Feelings and where to find them.
Throughout my entire adult life, people have been telling me I act like a robot. No emotions, hard to read, "chill" if they wanna be nice. It's funny because I used to be the opposite. As a kid I was a candid emotional mess: clingy, tempered, jealous, etc. I'd need to hold my mom's hand to fall asleep. I'd follow her everywhere, wrap myself around her leg, and not let go. When she'd go to sleep with my dad instead, I'd feel a deep sense of abandonment. I had a temper that was hard to control. When I got angry, I became very distasteful. And I was also very jealous. When my best friend had another close friend, I wrote several dramatic poems about the "terrible" feeling that "consumed me". In retrospect, I was a dysfunctional annoying kid.
Somewhere between then and now, something changed. And here I am trying to psychoanalyze myself: what went right, and how to think about it. I feel close to none of these emotions anymore. It's not that they don't exist, but rather that they've been mapped onto a more subtle space. For example, if there is a case in which I should feel angry, I would mostly just feel disappointment. Or instead of jealousy, I would feel a slight sense of shame. It's not a straightforward mapping but the underlying signals are still similar in nature.
My roboticism might have been partly due to parenting, partly due to being an oversensitive kid, and partly due to just personal experience. Chinese parents speedrun a real lesson: emotion is weakness so get over it. And honestly? They're mostly correct. Being an emotionally sensitive kid probably gets you hurt more than normal, so over time you learn to dial down the knob. You condition yourself to see that most things aren't that serious, and that there's little reason to feel extremes. You learn to first think rationally about whether something is worth feeling, and if it isn't, then calibrate accordingly. Reason becomes a helpful critic against emotion. Now depending on your experiences, it's also possible that your network can sometimes overcorrect and stop firing on things that should have fired. But in general, one benefits more from the calibration than it harms. Of course emotions shouldn't be suppressed, but if they easily dictate your rationale at any cost, then sorry you're ngmi.

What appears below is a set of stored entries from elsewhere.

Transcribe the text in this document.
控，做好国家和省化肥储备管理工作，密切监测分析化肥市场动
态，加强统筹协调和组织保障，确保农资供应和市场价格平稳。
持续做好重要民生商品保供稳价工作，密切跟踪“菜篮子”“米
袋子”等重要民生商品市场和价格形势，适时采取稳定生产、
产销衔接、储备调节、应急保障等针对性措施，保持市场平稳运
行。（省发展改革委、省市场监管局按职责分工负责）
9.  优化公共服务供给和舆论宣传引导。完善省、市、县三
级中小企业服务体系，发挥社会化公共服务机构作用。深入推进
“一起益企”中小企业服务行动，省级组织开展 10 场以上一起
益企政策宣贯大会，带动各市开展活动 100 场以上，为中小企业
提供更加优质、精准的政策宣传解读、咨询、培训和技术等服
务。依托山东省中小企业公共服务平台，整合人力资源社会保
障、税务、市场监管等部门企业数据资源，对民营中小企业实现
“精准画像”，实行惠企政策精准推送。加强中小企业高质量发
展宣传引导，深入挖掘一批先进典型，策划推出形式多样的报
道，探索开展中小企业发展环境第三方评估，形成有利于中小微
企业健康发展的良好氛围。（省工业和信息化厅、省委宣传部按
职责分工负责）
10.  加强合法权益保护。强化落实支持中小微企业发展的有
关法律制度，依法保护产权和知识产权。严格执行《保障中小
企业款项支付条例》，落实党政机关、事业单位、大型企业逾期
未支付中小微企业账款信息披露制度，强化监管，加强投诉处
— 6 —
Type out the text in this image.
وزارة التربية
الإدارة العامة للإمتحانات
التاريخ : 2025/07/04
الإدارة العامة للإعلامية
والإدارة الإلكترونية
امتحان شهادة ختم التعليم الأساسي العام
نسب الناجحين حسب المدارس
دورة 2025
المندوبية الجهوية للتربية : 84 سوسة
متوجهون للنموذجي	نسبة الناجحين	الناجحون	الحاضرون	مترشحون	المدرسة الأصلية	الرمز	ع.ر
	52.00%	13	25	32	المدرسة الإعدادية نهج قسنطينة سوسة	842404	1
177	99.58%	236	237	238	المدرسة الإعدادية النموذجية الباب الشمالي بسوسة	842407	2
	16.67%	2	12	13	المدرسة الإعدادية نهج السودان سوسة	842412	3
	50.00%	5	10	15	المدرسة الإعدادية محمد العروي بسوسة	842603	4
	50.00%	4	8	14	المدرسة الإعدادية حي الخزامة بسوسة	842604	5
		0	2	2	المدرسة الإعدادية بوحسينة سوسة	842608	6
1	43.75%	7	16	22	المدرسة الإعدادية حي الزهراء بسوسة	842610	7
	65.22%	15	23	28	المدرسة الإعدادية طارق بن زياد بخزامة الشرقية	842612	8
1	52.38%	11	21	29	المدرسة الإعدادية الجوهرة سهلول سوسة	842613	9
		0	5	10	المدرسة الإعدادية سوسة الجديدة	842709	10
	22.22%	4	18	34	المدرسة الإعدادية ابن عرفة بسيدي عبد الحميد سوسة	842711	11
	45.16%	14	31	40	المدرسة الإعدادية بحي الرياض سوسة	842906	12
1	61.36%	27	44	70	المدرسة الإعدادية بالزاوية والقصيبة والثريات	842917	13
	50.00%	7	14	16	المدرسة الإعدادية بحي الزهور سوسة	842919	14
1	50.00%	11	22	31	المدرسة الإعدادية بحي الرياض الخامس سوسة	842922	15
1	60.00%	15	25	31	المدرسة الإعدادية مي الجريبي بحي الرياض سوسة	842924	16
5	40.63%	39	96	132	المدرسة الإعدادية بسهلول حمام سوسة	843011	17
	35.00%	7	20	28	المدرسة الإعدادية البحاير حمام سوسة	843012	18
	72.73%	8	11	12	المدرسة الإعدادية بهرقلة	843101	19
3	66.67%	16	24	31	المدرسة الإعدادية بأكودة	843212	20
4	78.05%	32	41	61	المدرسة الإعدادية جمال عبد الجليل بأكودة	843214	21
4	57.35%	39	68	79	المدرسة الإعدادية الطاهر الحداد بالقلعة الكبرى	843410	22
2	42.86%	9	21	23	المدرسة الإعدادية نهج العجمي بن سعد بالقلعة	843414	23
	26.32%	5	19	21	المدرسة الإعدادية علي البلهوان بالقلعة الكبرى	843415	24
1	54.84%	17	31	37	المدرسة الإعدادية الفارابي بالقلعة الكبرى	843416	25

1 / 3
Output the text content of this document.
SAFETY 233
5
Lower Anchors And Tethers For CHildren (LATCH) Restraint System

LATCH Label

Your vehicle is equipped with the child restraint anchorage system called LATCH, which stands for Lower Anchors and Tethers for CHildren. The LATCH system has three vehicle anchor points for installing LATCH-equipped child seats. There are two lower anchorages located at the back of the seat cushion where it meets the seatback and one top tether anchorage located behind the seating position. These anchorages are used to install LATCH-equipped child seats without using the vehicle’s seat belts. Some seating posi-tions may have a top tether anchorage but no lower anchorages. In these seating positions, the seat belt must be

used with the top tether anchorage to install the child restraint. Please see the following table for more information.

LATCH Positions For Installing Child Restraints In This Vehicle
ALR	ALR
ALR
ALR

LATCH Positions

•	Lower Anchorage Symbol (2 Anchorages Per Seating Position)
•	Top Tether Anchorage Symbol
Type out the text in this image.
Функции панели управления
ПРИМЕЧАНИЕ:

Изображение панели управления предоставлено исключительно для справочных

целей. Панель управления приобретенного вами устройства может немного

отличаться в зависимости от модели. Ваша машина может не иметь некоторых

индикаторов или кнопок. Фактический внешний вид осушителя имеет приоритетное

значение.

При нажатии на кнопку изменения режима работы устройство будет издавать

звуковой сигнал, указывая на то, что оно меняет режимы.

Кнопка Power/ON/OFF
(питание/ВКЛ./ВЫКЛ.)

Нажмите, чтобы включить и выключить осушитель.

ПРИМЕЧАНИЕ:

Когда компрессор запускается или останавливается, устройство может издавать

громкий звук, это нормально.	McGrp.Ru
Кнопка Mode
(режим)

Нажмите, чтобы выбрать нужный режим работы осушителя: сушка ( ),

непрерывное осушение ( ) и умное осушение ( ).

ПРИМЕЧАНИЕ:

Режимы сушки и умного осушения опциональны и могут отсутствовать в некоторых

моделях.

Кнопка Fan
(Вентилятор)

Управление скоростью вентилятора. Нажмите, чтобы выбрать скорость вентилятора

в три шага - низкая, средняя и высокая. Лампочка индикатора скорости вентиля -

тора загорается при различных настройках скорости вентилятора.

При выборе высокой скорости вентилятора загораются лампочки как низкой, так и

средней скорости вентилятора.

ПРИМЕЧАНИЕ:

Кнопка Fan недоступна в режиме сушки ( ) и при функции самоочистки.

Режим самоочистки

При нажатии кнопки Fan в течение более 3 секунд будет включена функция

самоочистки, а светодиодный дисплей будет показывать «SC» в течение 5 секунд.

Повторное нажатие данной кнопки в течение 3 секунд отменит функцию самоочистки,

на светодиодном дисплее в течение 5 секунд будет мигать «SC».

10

What I learned is that feeling can eventually become a choice. One can deliberately calibrate emotions with logic. This calibrated version of emotions is what I will define as sensibilities. How I see it: emotions are a base layer. They are universal, instinctive, and sometimes irrational. People experience them in varying magnitudes, but the texture is more or less the same. Sensibilities, on the other hand, are a bit more complex. They are emotions that have been thought through, and hence, more personalized to the individual. You can think of them as a literal rational "transformation" of emotions.
Idk. Try to represent simple emotional states as the basis vectors \(\{e_1, e_2, \ldots, e_n\}\) of \(\mathbb{R}^n\). Let \(m_i \geq 0\) be a scalar representing how intensely one feels emotional state \(i\). A full raw emotional experience (often layered) is then the vector:
$$\mathbf{v} = \sum_{i=1}^{n} m_i e_i$$
Let \(L: \mathbb{R}^n \rightarrow \mathbb{R}^n\) be a learned operator representing logic that transforms raw emotion into a calibrated emotion. A sensibility is then:
$$s = L(\mathbf{v}) = L\!\left(\sum_{i=1}^{n} m_i e_i\right)$$
In the simplest case, \(L\) is a matrix representing "logic" and does two things: scaling magnitudes (i.e., dampening anger) and remapping between certain emotional states (i.e., rerouting anger into disappointment). Basically it's an emotional filtration and refinement process.
Emotions are fast and reactive rollouts, sensibilities are slower as they require rational thinking. As a kid, I probably lived too much in the emotions space, which was not fun for myself or for those around me. Nowadays I try to live in the sensibilities space as much as possible. I try to feel selectively. If I seem robotic to people who are used to communicating through reaction, then so be it. By default, emotions will control your state and influence how you think. The better way to go about life is probably the reverse: first think, then decide what is worth feeling. This is maybe just a restatement of stoicism: one should only feel when it's beneficial, otherwise let it go.